Thryptomene decussata

Scientific classification
- Kingdom: Plantae
- Clade: Tracheophytes
- Clade: Angiosperms
- Clade: Eudicots
- Clade: Rosids
- Order: Myrtales
- Family: Myrtaceae
- Genus: Thryptomene
- Species: T. decussata
- Binomial name: Thryptomene decussata (W.Fitzg.) J.W.Green
- Synonyms: Scholtzia decussata W.Fitzg.

= Thryptomene decussata =

- Genus: Thryptomene
- Species: decussata
- Authority: (W.Fitzg.) J.W.Green
- Synonyms: Scholtzia decussata W.Fitzg.

Species of shrub

Thryptomene decussata is a species of flowering plant in the family Myrtaceae and is endemic to Western Australia. It is an erect shrub with upward-pointing, egg-shaped leaves and white or pink flowers with five petals and twenty to thirty stamens in two whorls.

==Description==
Thryptomene decussata is an erect, open shrub that typically grows to a height of 0.6–3 m, often with large galls on the stems and flowers. Its leaves are pointed upwards and broadly egg-shaped with the narrower end towards the base, 1.3–2.3 mm long and 1.3–2.7 mm wide on a petiole 0.1–0.3 mm long. The flowers are arranged in pairs in up to three adjacent leaf axils, on peduncles about 0.2 mm long with bracteoles 2–3.3 mm long that remain until the fruit falls. The flowers are 7.5–9.5 mm in diameter and cup-shaped with egg-shaped, pinkish sepals 2.2–3.3 mm long and 3.3–4.4 mm wide. The petals are pink, 2.5–3.5 mm long and there are twenty to thirty stamens in two whorls, some with filaments up to 3.3 mm long. Flowering occurs from May to November.

==Taxonomy==
This species was first formally described in 1904 by William Vincent Fitzgerald who gave it the name Scholtzia decussata in the Journal of the West Australian Natural History Society. In 1985, John Green changed the name to Thryptomene decussata. The specific epithet (decussata) refers to the decussate arrangement of the leaves.
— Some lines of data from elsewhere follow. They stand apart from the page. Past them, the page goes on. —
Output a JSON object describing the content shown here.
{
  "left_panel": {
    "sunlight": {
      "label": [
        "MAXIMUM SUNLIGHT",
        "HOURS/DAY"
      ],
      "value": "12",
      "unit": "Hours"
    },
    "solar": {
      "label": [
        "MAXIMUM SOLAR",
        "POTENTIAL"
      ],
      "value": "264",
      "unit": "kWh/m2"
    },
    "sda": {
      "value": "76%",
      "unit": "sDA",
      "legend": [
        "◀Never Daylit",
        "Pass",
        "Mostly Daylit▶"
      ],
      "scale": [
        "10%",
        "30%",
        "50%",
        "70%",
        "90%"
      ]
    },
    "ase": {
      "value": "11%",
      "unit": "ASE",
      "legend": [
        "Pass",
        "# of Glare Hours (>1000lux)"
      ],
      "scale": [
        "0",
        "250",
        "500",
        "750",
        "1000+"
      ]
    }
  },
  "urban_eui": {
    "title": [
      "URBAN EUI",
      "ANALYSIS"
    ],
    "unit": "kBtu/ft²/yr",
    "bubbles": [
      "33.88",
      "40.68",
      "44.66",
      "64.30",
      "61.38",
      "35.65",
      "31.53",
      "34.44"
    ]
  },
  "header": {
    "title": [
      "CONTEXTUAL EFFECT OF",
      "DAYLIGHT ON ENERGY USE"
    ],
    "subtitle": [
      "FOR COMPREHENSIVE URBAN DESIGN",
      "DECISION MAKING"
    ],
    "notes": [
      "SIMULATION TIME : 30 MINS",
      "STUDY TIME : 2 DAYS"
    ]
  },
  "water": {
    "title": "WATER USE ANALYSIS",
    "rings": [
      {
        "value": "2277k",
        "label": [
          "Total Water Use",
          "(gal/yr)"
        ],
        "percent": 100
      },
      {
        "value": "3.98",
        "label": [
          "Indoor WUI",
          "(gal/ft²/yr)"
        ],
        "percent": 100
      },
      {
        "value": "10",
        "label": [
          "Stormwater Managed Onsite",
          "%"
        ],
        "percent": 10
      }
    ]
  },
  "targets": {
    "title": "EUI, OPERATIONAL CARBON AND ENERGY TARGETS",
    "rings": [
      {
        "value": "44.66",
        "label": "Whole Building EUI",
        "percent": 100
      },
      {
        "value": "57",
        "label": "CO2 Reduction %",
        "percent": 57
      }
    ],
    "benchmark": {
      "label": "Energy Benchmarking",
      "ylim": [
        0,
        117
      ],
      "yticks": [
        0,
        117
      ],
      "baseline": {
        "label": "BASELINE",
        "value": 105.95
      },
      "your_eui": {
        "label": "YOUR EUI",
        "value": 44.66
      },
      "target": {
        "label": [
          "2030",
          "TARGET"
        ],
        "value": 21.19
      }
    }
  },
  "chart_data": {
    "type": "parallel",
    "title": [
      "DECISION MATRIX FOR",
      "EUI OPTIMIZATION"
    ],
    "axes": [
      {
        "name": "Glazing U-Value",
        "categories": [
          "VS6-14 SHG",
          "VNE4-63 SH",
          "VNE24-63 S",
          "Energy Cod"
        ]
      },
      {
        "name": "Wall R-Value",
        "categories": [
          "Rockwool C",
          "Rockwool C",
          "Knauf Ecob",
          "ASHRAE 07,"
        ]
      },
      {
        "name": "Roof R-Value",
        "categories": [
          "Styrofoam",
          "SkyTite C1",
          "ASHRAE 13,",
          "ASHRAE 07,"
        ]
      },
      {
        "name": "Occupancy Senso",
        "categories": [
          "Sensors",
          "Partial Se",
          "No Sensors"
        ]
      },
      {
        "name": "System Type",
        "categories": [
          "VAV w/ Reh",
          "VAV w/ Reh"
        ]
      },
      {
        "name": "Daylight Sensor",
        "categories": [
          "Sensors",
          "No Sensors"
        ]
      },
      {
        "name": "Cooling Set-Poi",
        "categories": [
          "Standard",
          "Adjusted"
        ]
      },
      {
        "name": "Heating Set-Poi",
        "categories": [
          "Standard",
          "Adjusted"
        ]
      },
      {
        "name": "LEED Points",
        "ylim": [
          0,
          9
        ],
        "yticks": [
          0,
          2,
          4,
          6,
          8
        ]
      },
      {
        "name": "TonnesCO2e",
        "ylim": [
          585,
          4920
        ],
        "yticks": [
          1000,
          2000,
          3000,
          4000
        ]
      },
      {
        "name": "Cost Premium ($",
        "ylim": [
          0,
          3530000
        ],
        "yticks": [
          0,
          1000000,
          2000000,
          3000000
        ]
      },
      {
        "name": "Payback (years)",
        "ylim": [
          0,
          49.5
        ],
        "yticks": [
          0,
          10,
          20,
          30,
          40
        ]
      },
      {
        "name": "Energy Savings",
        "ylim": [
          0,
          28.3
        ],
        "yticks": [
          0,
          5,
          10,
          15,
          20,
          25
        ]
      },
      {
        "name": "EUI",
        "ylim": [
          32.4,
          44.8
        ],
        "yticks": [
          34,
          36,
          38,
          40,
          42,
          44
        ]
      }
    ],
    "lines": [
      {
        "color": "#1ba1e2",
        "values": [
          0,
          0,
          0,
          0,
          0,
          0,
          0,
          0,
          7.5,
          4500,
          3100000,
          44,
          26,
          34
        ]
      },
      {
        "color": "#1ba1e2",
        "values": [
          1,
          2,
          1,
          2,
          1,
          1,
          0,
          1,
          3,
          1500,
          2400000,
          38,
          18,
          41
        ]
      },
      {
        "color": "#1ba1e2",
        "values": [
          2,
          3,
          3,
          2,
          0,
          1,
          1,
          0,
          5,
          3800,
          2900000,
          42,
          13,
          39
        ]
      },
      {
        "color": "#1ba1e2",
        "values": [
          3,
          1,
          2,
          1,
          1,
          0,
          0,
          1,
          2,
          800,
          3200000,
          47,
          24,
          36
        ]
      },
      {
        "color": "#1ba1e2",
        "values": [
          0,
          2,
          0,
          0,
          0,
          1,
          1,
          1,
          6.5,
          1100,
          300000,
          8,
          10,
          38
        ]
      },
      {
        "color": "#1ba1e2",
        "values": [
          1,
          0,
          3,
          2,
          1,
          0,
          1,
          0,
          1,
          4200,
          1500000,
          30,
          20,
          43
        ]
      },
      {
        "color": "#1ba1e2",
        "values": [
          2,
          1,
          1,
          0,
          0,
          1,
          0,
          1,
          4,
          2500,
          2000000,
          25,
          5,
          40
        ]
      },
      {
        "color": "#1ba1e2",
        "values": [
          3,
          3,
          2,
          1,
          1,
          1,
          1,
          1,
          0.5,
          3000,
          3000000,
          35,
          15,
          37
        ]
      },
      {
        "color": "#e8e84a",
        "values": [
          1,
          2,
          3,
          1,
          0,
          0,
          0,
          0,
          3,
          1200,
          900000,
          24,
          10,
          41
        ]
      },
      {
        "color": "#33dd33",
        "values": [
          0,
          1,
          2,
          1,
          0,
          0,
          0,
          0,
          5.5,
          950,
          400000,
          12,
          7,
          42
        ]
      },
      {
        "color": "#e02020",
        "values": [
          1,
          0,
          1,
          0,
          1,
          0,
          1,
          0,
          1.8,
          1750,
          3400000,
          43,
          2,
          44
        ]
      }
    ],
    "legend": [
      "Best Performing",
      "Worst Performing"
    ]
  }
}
==Distribution and habitat==
This thryptomene is widely distributed from near Shark Bay to near Leonora, growing on sand plains, breakaways and on stony ridges in the Coolgardie, Gascoyne, Murchison and Yalgoo biogeographic regions.

==Conservation status==
Thryptomene decussata is classified as "not threatened" by the Western Australian Government Department of Parks and Wildlife.